I have a dozen buns and I kiss each and every one! Though Darla is the only one who seems to really enjoy it lol


----------



## bunnylovingwoman (May 21, 2014)

I love to kiss the bunny but he is still a baby and very wiggly. He gets very few kisses which seems to suit him. I hope once he calms down as he gets older he will be more affectionate.


----------



## Sweetie (May 21, 2014)

I sure do. I love my bunnies. They are so cute and adorable.


----------



## Staci (May 21, 2014)

We have four buns, oldest is 9 now. They all get kisses, and give us kisses as well. :hug2:As well as snuggles.


----------



## basicallyeileen (May 21, 2014)

Absolutely. They are too cute not to kiss. My Marlow gives right back and kisses my nose.


----------



## geekgirl101 (May 21, 2014)

When I get the chance I give them smoochies whilst rubbing their cheeks. When they were indoor bunnies and spent their time upstairs I'd peek my face between the railings and when they got close I'd kiss them on their noses.


----------



## Lati (May 21, 2014)

Ahhhhh! SO cute! What a gorgeous little bun!


----------



## Lati (May 21, 2014)

I love kissing my bunny, and she loves it too!

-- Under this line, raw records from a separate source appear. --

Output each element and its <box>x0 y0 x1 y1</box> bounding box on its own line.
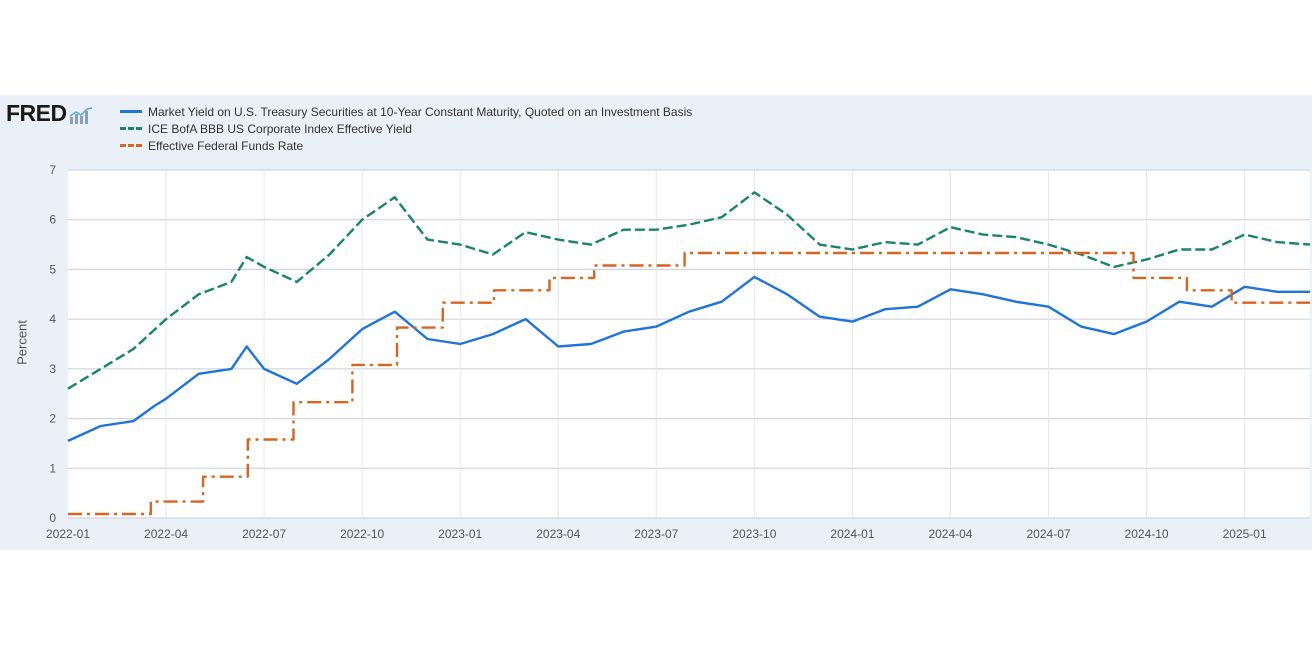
legend-item: ICE BofA BBB US Corporate Index Effectiv… <box>120 120 692 137</box>
x-tick-label: 2023-07 <box>634 527 678 541</box>
y-tick-label: 3 <box>49 362 56 376</box>
y-tick-label: 5 <box>49 262 56 276</box>
x-tick-label: 2024-01 <box>830 527 874 541</box>
legend-label: Market Yield on U.S. Treasury Securities… <box>148 104 693 119</box>
y-tick-label: 6 <box>49 213 56 227</box>
y-tick-label: 2 <box>49 412 56 426</box>
x-tick-label: 2022-01 <box>46 527 90 541</box>
x-tick-label: 2024-04 <box>928 527 972 541</box>
x-tick-label: 2022-07 <box>242 527 286 541</box>
fred-logo: FRED <box>6 101 93 125</box>
legend-swatch <box>120 110 142 113</box>
x-tick-label: 2024-10 <box>1125 527 1169 541</box>
x-tick-label: 2025-01 <box>1223 527 1267 541</box>
logo-text: FRED <box>6 100 67 126</box>
legend-swatch <box>120 144 142 147</box>
x-tick-label: 2022-10 <box>340 527 384 541</box>
x-tick-label: 2023-04 <box>536 527 580 541</box>
line-chart: 0 1 2 3 4 5 6 7 2022-01 2022-04 2022-07 2022-10 2023… <box>46 163 1311 541</box>
chart-panel: FRED Market Yield on U.S. Treasury Secur… <box>0 95 1312 550</box>
x-tick-label: 2022-04 <box>144 527 188 541</box>
legend-item: Market Yield on U.S. Treasury Securities… <box>120 103 692 120</box>
y-tick-label: 4 <box>49 312 56 326</box>
legend-label: Effective Federal Funds Rate <box>148 138 304 153</box>
x-tick-label: 2023-10 <box>732 527 776 541</box>
fed-funds-line <box>68 251 1310 516</box>
plot-area <box>68 170 1310 518</box>
logo-chart-icon <box>69 107 92 124</box>
legend-swatch <box>120 127 142 130</box>
legend-label: ICE BofA BBB US Corporate Index Effectiv… <box>148 121 412 136</box>
y-tick-label: 1 <box>49 461 56 475</box>
legend: Market Yield on U.S. Treasury Securities… <box>120 103 692 154</box>
treasury-10y-line <box>67 275 1310 442</box>
x-tick-label: 2023-01 <box>438 527 482 541</box>
y-tick-label: 7 <box>49 163 56 177</box>
y-tick-label: 0 <box>49 511 56 525</box>
legend-item: Effective Federal Funds Rate <box>120 137 692 154</box>
x-tick-label: 2024-07 <box>1027 527 1071 541</box>
bbb-yield-line <box>67 191 1311 390</box>
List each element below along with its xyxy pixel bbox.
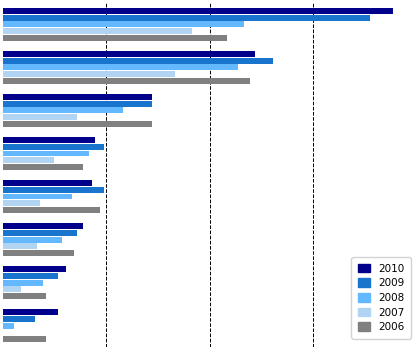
Bar [3, 101, 152, 107]
Bar [3, 28, 192, 34]
Bar [3, 237, 62, 243]
Bar [3, 35, 227, 41]
Bar [3, 58, 273, 64]
Bar [3, 266, 66, 272]
Bar [3, 293, 47, 299]
Bar [3, 164, 83, 170]
Bar [3, 150, 89, 156]
Bar [3, 243, 37, 249]
Bar [3, 316, 35, 322]
Bar [3, 280, 43, 286]
Bar [3, 78, 250, 84]
Bar [3, 207, 101, 213]
Legend: 2010, 2009, 2008, 2007, 2006: 2010, 2009, 2008, 2007, 2006 [352, 257, 411, 338]
Bar [3, 187, 104, 193]
Bar [3, 51, 256, 57]
Bar [3, 286, 21, 292]
Bar [3, 8, 393, 14]
Bar [3, 64, 238, 70]
Bar [3, 137, 95, 143]
Bar [3, 323, 14, 329]
Bar [3, 71, 175, 77]
Bar [3, 180, 92, 186]
Bar [3, 144, 104, 150]
Bar [3, 250, 74, 256]
Bar [3, 230, 78, 236]
Bar [3, 273, 58, 279]
Bar [3, 114, 78, 120]
Bar [3, 223, 83, 229]
Bar [3, 336, 47, 342]
Bar [3, 309, 58, 315]
Bar [3, 157, 54, 163]
Bar [3, 194, 72, 199]
Bar [3, 200, 39, 206]
Bar [3, 107, 123, 113]
Bar [3, 15, 370, 21]
Bar [3, 121, 152, 127]
Bar [3, 21, 244, 27]
Bar [3, 94, 152, 100]
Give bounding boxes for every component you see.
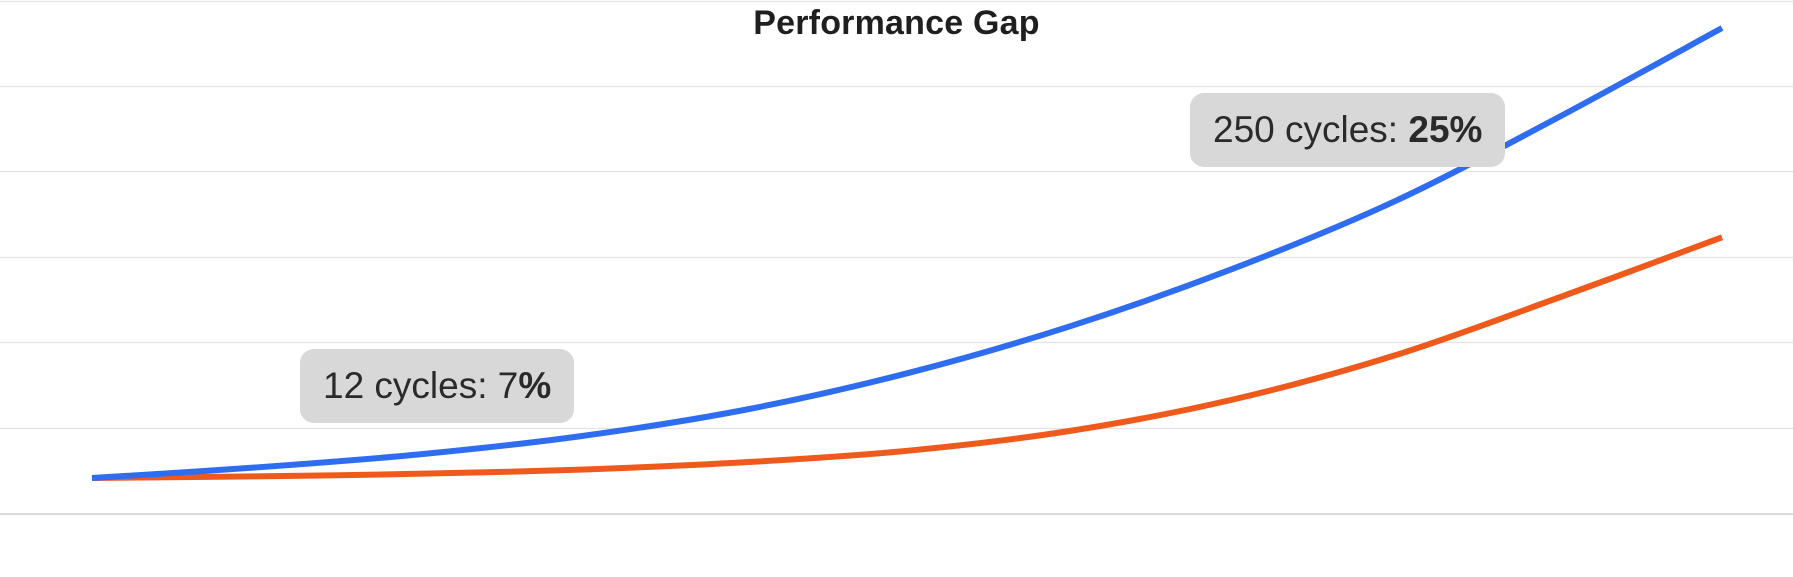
chart-title: Performance Gap [753, 4, 1040, 42]
series-line-1 [91, 234, 1724, 481]
annotation-text: 12 cycles: 7 [323, 365, 519, 406]
annotation-12-cycles: 12 cycles: 7% [300, 349, 575, 423]
annotation-250-cycles: 250 cycles: 25% [1190, 93, 1506, 167]
annotation-value: % [518, 365, 552, 406]
series-lines [91, 25, 1724, 481]
annotation-value: 25% [1408, 109, 1483, 150]
gridlines [0, 0, 1793, 515]
annotation-text: 250 cycles: [1213, 109, 1409, 150]
series-line-0 [91, 25, 1724, 481]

I love burying my face on the top of her neck - where she is the fluffiest - she is so soft and warm, and smells amazing! I just shower her with kisses and she puts her head on the floor and lays there until I'm done, she always jumps up when I'm finished with a face that says, HUMAN! WHY HAVE YOU STOPPED?!

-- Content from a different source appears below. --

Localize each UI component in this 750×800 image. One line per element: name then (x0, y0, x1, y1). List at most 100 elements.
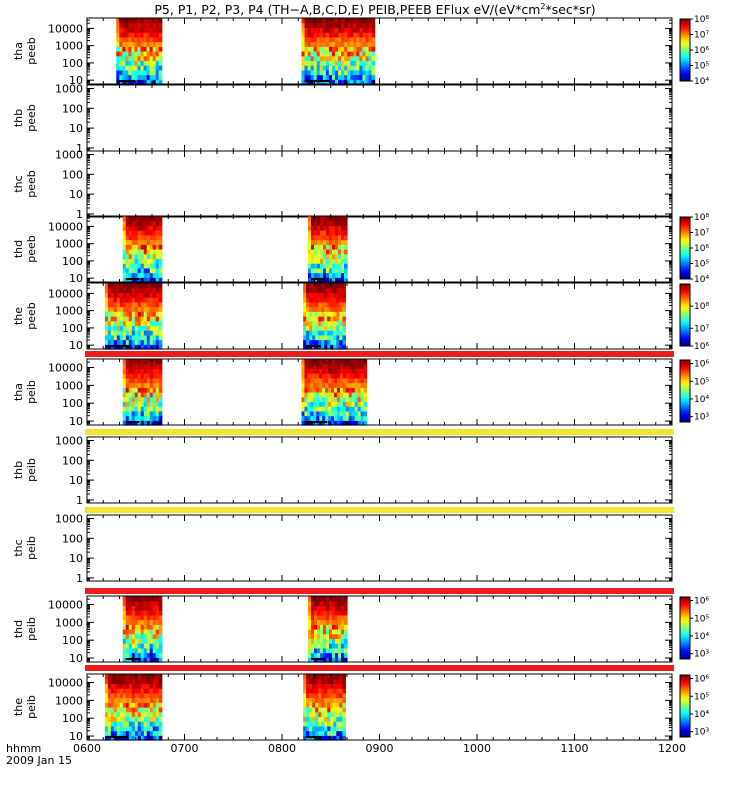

I think receiving kisses is one of her favourite things, she loves it when my boyfriend does it too. I think she'd be happy to lay all day getting kissed.


----------



## deannaline (May 21, 2014)

that bunny is sooooooooooooooooooo cute............luv the pic.


----------



## emoseley (May 21, 2014)

I started this with my first bunny, Miss Bean.......every night when I put her to bed, I would say, "I kiss you once" and kiss her head, say, "I kiss you twice" and kiss her head again, and say, "I kiss you three times!" and give her the last kiss.....

Miss Bean is a Rainbow Bridge bunny now, but the tradition carries on.......I do this every night to both Willis and Leroy too......


----------



## Sugarbunny_kara (May 21, 2014)

Everyday when I see him I can't wait to get my arms wrapped around Sugar and give him kisses. I love him so much and he loves me to pick him up and kiss him. I treat him like my baby. I hold him constant and he loves it. Sometimes when I put him back in his cage for the night He thumps wanting me to hold and kiss him longer. I rock him to sleep at night.:bunnyangel2:

Yes he is spoiled but he spoils me too......
I even take him to church with me and everyone loves him.
He lets me hold him like a baby over my shoulder. He is 9 and I have been holding him and kissing him everyday. Some people think I am crazy but, Most people think it is so cute how we love each other......


----------



## Ebunn (May 22, 2014)

Of course I kiss my bunns! Who wouldn't?! My bunnies love it and two of them lick me constantly. I kiss them on their little lips. Who can resist it. As you know, they have that little area on their muzzle that is as soft and velvety as a rose petal. (Of course, I try to avoid doing that at dawn & dusk, otherwise known as cecotrope time!) :bunnybutt: LOL

I did however, go in for a smooch with a fairly new bunn once, who wasn't quite used to me and he latched onto my face like a crocodile, which then took both hands to pry his little jaws off of my upper lip! I still have the scar to remember him by. Of course, he grew to enjoy snuggles just like all the others. :bunnieskiss


----------



## Hagrid (May 22, 2014)

Yep I kiss my 7wk giant continental all the time but he kisses me to lol, he is always licking me and that's a sign of affection, love him


----------



## fsshaer (May 25, 2014)

Clover loves kisses!! She doesn't like being picked up--but they calm her down when she does get held. She really loves laying on the floor and getting forehead and snoot smooches, they're her favorite. Sometimes it you stop, she'll come up and wiggle her little bunny lips on your face--followed either by receiving more kisses or running off if I passed out, hahah.


----------